Und was sollte werden, wenn ich mich nicht irrte?
»Schwimmt Ihr gern?«, fragte Ash schließlich und brach den Bann. Es fühlte sich an, als hätte mir jemand unerwartet einen Schwall Regenwasser ins Gesicht geschüttet.
»Ob ich gern schwimme?«
Ash verschränkte die Arme, aber das gespannte Grinsen verschwand nicht aus seinem Gesicht. »Habt Ihr jetzt vor, jede meiner Fragen mit einer Gegenfrage zu beantworten?«
»Ich weiß nicht. Nein.«
»Also?«
»Was?«
»Schwimmt Ihr gern?«
»Freilich.« Die Antwort war heraus, ehe mir klar wurde, was sie bedeutete. »Ich meine …«
Aber es war zu spät. Ash zog sich bereits das Hemd über den Kopf. »Dann kommt.« Er ließ das Kleidungsstück in den Sand fallen. Die Sonnenstrahlen schimmerten auf seiner nackten Haut. Keinesfalls würde ich mich ausziehen und ihm einen Blick auf meinen käseweißen, wenig trainierten Körper gewähren.
»Ich kann nicht!«, versuchte ich ihn aufzuhalten. Ash war bereits dabei, an den Schnüren seiner Hose herumzunesteln. Das ging auf keinen Fall!
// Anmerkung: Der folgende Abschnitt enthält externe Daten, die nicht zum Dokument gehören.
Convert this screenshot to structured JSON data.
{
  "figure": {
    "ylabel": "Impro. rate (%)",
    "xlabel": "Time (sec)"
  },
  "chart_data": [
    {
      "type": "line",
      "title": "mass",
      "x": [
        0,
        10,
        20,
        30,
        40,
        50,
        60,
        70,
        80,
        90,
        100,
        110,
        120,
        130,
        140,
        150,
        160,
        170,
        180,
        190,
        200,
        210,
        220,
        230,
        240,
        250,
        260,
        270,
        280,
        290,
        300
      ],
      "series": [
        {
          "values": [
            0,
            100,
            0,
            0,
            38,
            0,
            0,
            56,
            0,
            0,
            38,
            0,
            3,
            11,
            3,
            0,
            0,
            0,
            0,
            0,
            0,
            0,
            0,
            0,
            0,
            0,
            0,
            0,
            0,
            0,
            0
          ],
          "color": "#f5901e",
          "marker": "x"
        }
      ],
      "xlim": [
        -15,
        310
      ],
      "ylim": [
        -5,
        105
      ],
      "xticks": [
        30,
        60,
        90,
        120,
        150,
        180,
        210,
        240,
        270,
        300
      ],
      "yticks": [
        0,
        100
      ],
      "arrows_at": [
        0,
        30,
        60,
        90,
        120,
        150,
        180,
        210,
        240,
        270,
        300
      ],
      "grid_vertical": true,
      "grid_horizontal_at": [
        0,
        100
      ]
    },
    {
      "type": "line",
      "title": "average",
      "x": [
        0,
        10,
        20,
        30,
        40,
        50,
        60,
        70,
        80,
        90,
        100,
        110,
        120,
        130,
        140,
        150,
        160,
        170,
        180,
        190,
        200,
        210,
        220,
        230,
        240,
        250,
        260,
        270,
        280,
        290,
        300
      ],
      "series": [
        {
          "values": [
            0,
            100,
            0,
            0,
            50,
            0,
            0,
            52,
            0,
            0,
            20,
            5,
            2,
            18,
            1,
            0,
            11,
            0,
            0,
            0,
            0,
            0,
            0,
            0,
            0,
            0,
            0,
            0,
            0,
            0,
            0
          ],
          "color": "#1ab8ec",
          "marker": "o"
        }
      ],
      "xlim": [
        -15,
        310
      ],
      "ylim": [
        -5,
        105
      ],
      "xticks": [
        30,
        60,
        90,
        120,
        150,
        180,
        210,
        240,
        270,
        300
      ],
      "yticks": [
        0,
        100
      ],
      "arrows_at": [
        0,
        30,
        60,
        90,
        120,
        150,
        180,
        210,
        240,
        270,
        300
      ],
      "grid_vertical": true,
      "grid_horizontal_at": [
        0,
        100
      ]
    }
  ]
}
»Ihr könnt nicht schwimmen? Gerade noch sagtet Ihr, es würde Euch Spaß machen.«
»Nein, ich … Jetzt lasst um Tuaths willen Eure Beinkleider an, Prinz Aristide. Ich kann nicht, weil ich schon bald ins Château zurückkehren muss. Der Duc und die Duchesse erwarten mich. Und mein Onkel …«
Tatsächlich verharrte der Prinz in der Bewegung. Er richtete sich auf und funkelte mich an. »Ich hatte Euch doch gebeten, mich Ash zu nennen.«
»Tatsächlich habt Ihr das nicht.«
»Nun gut, vielleicht habe ich vergessen, das zu erwähnen. So wisst Ihr es jetzt. Und wenn wir schon dabei sind, dann könnt Ihr auch gleich Du zu mir sagen.«
»Ihr seid ein Prinz von Gwilen.«
»Und du bist der Sohn eines Erzherzogs. Wo siehst du da ein Problem?«
Ungläubig schüttelte ich den Kopf. »Wir sind uns noch nicht einmal formell vorgestellt worden.«
»Ich stehe halbnackt vor dir.«
Oh ja. Das tat er! Und das machte die ganze Situation entschieden schwerer.
»Ich …«
»Sag jetzt nicht, dass du aufbrechen musst.«
»Ich muss wirklich zurück.« Weil ich sonst Gefahr lief, etwas unglaublich Dummes zu tun.
Ash sah enttäuscht aus. »Schade.«
»Schade«, murmelte auch ich.
»Morgen werde ich nicht hier sein.«
»Oh.«
»Ich begleite meine Tante auf einen Empfang.«
»Sehen wir uns dann übermorgen?« Ich wusste selbst nicht, warum ich das fragte. Ehrlich, ich hatte nicht vorgehabt, diese Frage zu stellen. Sie war einfach so aus mir herausgebrochen.
Ashs Grinsen kehrte zurück. »Nur, wenn du versprichst, Du zu mir zu sagen.«
Sein Grinsen war anstecken. »Nun gut. Du.«
Er streckte mir den Arm entgegen, als wolle er mein Versprechen mit einem Händedruck besiegeln. An seiner Haut klebten kleine Sandkörner. Seine Finger fühlten sich warm und weich in meinen an. »Und du musst mir versprechen, übermorgen mit mir schwimmen zu gehen.«
Ich wollte meine Hand zurückziehen, aber sein Griff wurde fester. »Ash!«
»Dafür, dass ich dich jetzt loslasse.« In seinen Augen blitzte der Schalk.
»Ich bin kein guter Schwimmer.«
»Es geht doch nicht darum, wer von uns beiden besser schwimmen kann.«
Worum geht es dann?
»Ich muss wirklich gehen.« Entschlossen zog ich meine Hand zurück.
Den Blickkontakt zwischen uns zu unterbrechen, war bedeutend schwieriger. Ebenso, wie meine Füße dazu zu zwingen, den Heimweg anzutreten.